Kirkus Reviews QR Code
THE WORLD THAT WASN'T by Benn Steil

THE WORLD THAT WASN'T

Henry Wallace and the Fate of the American Century

by Benn Steil

Pub Date: Jan. 9th, 2024
ISBN: 9781982127824
Publisher: Avid Reader Press

Comprehensive biography of a figure now largely forgotten but central to the history of the World War II–era Roosevelt administration.

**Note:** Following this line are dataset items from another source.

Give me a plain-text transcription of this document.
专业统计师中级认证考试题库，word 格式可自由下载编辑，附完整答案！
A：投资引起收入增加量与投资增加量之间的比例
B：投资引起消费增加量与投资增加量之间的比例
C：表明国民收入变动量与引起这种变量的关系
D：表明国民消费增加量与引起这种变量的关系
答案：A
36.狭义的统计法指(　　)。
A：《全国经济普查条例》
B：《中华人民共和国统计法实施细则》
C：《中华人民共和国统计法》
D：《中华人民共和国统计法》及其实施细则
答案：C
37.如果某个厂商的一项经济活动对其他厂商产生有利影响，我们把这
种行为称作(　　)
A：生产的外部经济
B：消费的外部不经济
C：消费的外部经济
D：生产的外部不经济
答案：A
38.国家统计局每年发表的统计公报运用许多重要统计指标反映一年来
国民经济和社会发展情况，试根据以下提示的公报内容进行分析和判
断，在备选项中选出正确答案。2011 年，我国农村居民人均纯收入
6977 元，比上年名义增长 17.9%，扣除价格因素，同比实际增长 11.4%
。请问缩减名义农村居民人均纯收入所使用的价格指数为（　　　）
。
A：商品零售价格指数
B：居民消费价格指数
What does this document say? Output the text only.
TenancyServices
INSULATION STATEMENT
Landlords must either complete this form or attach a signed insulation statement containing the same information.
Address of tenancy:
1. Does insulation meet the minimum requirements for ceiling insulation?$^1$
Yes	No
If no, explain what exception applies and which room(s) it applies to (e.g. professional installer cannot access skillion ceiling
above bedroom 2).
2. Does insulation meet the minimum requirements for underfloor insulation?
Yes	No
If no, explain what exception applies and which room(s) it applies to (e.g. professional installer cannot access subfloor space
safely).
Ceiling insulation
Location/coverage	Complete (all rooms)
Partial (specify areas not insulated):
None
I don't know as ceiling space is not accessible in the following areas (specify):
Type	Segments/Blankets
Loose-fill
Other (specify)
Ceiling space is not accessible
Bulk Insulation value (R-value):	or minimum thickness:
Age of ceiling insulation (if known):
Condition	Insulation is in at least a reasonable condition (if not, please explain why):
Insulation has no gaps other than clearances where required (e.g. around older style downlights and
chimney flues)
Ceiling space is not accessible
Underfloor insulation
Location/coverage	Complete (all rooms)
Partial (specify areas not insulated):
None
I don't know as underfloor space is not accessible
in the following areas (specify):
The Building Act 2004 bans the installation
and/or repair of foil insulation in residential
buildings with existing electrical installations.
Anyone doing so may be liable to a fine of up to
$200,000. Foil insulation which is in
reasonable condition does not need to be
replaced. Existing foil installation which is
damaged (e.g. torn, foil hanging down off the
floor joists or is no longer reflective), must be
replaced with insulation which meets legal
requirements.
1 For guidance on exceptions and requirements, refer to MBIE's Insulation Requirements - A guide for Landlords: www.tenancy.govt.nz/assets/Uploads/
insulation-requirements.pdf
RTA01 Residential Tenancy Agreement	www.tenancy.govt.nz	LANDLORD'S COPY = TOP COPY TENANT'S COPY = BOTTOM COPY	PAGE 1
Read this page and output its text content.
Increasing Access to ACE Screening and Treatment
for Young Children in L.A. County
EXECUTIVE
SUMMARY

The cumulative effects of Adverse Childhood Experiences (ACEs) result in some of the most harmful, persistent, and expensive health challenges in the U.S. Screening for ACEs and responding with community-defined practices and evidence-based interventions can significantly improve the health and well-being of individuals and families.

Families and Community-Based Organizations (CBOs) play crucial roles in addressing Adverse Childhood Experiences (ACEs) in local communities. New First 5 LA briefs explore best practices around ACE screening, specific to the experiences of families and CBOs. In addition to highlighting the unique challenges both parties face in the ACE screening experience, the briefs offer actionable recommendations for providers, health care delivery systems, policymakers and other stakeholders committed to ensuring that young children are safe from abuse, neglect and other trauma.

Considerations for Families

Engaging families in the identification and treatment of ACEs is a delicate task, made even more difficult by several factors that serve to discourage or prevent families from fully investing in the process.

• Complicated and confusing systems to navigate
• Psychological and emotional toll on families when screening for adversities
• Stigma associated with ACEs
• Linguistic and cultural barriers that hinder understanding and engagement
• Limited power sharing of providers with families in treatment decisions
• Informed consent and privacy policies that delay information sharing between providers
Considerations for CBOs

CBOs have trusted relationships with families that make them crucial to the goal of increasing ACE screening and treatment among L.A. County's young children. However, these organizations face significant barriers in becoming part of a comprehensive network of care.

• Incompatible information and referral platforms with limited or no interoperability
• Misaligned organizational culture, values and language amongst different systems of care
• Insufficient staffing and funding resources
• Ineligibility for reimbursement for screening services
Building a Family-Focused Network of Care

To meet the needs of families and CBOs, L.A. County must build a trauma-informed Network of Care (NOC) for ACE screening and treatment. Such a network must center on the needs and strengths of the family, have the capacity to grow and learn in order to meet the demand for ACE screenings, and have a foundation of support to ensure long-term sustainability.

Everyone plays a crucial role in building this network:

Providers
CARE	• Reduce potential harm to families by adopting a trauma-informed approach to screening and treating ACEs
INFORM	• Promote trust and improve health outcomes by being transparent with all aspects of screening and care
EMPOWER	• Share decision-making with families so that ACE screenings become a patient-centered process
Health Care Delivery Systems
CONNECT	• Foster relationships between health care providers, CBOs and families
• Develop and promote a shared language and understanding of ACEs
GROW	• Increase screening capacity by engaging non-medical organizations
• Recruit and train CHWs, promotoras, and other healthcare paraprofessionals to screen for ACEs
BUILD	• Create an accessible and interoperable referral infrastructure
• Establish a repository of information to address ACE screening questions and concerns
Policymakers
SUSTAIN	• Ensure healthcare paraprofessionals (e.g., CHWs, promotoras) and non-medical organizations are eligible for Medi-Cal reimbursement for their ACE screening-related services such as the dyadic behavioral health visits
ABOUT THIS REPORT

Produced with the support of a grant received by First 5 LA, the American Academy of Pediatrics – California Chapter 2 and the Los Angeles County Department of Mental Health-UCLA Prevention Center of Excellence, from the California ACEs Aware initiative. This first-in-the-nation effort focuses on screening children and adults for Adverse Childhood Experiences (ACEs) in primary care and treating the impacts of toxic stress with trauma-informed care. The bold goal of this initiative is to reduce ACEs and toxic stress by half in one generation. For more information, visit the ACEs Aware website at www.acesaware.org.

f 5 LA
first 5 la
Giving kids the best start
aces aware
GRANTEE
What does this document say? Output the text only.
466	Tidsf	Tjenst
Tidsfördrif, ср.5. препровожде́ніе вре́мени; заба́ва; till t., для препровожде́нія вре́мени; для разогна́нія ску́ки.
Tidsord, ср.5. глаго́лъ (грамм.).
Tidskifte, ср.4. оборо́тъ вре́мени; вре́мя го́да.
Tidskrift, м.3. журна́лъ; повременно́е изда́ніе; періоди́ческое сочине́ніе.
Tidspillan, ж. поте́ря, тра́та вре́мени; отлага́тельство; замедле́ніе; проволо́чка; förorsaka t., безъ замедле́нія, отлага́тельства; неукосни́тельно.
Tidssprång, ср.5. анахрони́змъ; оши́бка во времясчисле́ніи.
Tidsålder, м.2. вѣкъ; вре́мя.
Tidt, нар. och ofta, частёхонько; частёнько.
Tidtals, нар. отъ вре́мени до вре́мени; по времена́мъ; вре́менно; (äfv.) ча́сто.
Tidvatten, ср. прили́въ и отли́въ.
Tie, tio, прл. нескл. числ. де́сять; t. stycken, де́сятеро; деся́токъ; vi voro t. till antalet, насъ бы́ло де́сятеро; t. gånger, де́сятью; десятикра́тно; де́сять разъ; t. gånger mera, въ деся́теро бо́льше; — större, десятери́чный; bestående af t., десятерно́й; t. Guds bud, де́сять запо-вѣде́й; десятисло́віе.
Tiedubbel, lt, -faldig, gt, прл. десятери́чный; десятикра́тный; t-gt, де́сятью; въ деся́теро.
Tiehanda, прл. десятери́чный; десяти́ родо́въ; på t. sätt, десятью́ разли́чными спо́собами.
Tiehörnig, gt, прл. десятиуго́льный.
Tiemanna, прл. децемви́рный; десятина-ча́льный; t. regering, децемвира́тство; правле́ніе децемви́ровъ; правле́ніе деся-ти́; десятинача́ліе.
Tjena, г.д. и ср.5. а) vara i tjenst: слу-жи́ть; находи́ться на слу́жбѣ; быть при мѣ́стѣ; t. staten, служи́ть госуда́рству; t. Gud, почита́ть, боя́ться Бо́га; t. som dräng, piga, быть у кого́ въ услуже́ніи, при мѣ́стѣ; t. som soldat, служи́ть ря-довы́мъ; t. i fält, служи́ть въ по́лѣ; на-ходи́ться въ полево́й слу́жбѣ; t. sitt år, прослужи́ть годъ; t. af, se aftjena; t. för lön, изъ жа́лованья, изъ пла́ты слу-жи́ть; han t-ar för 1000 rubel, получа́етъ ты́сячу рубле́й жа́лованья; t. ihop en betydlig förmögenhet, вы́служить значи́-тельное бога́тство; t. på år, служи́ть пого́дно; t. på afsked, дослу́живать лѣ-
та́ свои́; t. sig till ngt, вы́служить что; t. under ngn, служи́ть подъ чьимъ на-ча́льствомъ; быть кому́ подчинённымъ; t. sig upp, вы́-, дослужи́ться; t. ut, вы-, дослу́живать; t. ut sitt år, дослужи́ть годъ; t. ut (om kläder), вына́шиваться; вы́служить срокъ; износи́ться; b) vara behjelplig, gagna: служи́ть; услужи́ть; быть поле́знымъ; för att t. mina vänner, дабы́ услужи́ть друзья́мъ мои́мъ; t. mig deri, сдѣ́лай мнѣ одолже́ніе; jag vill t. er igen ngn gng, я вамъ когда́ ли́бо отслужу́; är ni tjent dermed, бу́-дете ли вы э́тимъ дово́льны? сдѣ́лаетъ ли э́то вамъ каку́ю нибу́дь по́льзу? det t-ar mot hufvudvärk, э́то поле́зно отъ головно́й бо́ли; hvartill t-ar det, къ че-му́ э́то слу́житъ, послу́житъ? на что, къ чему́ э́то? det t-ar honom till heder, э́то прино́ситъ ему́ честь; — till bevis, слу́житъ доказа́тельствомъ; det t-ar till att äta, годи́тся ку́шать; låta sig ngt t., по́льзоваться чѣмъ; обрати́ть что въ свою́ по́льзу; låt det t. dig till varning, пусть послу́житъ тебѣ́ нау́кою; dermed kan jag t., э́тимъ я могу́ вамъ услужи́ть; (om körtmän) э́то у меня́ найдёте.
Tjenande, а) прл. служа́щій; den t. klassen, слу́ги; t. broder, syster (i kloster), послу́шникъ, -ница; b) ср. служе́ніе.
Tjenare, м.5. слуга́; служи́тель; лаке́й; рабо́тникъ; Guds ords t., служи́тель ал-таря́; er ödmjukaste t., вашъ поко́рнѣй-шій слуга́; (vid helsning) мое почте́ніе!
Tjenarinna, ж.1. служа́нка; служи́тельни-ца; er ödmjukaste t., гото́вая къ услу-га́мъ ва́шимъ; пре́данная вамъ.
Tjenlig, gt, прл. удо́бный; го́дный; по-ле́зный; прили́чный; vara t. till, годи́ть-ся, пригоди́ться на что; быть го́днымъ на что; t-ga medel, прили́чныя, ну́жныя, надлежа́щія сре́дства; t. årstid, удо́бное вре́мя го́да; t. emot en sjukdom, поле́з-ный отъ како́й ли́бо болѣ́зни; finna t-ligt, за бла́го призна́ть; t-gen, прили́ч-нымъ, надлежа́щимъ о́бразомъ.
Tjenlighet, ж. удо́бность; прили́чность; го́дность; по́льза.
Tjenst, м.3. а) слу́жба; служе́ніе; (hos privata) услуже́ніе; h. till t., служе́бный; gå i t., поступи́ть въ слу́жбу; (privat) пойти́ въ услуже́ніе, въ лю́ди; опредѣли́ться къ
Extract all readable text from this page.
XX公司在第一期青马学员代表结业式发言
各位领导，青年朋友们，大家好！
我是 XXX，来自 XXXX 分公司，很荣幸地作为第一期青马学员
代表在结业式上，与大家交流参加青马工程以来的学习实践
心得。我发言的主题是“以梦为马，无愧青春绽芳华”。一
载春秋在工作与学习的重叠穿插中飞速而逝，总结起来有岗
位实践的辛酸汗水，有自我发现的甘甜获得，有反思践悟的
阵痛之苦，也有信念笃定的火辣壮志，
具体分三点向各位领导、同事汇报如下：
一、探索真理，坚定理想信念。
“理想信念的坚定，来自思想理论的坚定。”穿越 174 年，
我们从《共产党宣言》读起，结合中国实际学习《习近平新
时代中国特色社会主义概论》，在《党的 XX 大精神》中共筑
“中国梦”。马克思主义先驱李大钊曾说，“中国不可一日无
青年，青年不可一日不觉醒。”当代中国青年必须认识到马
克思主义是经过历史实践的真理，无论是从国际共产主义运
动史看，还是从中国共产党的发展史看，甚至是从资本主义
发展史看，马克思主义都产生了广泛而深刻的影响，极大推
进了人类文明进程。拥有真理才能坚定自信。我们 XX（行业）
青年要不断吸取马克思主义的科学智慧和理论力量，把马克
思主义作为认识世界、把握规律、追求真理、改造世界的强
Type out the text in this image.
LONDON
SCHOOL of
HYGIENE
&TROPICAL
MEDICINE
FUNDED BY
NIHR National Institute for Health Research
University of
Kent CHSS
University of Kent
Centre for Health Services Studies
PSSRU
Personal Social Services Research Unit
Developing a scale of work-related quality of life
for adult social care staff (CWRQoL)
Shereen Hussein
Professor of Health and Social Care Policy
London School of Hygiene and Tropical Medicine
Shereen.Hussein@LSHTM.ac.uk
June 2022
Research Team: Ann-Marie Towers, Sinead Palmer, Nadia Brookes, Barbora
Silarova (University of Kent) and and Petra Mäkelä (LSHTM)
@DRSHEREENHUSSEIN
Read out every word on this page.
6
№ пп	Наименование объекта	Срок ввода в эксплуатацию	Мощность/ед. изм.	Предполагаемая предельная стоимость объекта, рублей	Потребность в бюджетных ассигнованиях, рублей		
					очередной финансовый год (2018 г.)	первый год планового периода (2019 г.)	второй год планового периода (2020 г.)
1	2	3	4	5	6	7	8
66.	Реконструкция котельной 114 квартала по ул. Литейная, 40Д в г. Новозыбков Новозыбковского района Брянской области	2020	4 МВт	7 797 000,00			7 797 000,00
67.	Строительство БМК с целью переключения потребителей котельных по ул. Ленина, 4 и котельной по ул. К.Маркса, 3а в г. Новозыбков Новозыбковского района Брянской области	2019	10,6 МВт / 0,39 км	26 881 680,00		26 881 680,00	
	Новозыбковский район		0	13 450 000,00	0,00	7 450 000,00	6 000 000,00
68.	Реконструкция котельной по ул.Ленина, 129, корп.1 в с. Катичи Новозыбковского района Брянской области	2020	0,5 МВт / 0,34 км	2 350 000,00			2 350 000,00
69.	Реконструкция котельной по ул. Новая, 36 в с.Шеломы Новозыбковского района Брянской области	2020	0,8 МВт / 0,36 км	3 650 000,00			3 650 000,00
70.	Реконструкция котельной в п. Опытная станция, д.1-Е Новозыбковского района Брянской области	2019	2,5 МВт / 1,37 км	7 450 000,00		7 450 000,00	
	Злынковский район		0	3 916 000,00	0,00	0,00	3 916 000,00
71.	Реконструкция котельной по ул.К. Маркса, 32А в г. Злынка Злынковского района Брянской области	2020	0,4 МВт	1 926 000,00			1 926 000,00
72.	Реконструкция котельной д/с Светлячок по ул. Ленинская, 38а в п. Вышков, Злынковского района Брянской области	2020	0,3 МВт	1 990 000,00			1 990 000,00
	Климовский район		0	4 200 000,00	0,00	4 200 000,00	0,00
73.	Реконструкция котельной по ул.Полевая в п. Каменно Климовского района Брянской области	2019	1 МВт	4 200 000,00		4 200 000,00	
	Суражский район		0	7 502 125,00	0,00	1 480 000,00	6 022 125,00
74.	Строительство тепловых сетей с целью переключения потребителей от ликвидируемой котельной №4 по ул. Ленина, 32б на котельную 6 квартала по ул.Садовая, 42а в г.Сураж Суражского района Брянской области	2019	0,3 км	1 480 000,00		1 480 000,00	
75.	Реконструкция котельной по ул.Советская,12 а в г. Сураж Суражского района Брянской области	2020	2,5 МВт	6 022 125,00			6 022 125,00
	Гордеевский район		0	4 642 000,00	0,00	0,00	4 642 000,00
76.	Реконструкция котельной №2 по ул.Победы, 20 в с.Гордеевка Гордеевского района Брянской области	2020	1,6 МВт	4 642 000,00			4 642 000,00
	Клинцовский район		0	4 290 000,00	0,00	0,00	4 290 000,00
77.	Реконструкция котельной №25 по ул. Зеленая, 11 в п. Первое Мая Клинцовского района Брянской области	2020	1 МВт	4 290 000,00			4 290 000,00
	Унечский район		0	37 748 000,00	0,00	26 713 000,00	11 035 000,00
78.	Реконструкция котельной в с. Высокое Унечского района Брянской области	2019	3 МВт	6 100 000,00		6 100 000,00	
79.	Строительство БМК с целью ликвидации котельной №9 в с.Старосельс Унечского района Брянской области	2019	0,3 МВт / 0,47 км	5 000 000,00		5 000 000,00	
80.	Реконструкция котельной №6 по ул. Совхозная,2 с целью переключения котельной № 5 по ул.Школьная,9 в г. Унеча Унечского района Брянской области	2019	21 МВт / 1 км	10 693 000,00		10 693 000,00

Henry Wallace (1888-1965) was sharply intelligent, but “he also had great difficulty with social interactions…and he frequently failed to recognize even elementary cues as to people’s motivations and agendas,” writes Steil, director of international economics at the Council on Foreign Relations. The agendas were many when he entered the administration as vice president. At heart a Midwestern farmer, he came to the office in the fraught years of World War II. Although Wallace’s interest was in foreign policy, writes Steil, he viewed it through the lens of agriculture and commerce, and when it was his task to negotiate trade and loan deals with the Soviet Union, a never quite trustworthy ally, he was inclined to generosity. Indeed, notes the author, Wallace was dogged throughout his years in office and afterward with the charge of being a communist, tracked by the FBI. There was some basis for the suspicion, for Wallace was steered into numerous positions by Soviet agents, to the consternation of other allies: “Opposed to the British Empire, and friendly to the Soviet one, Wallace was a constant source of concern in London.” Considering Wallace a detriment, Roosevelt selected another vice-presidential candidate to run with him in 1944, easing Wallace out. That moment has taken on layers of legend, which Steil deftly sorts through to distinguish truth from fiction. Within the Democratic Party, Steil observes, Wallace became the “unrivaled leader of the party’s liberal wing” and later broke to lead the Progressive Party, running against Harry Truman. Wallace’s politics became less doctrinaire late in life, when he endorsed Eisenhower for president and perhaps even voted for Nixon against Kennedy.

A welcome reconsideration of a much-misunderstood but important figure in American politics.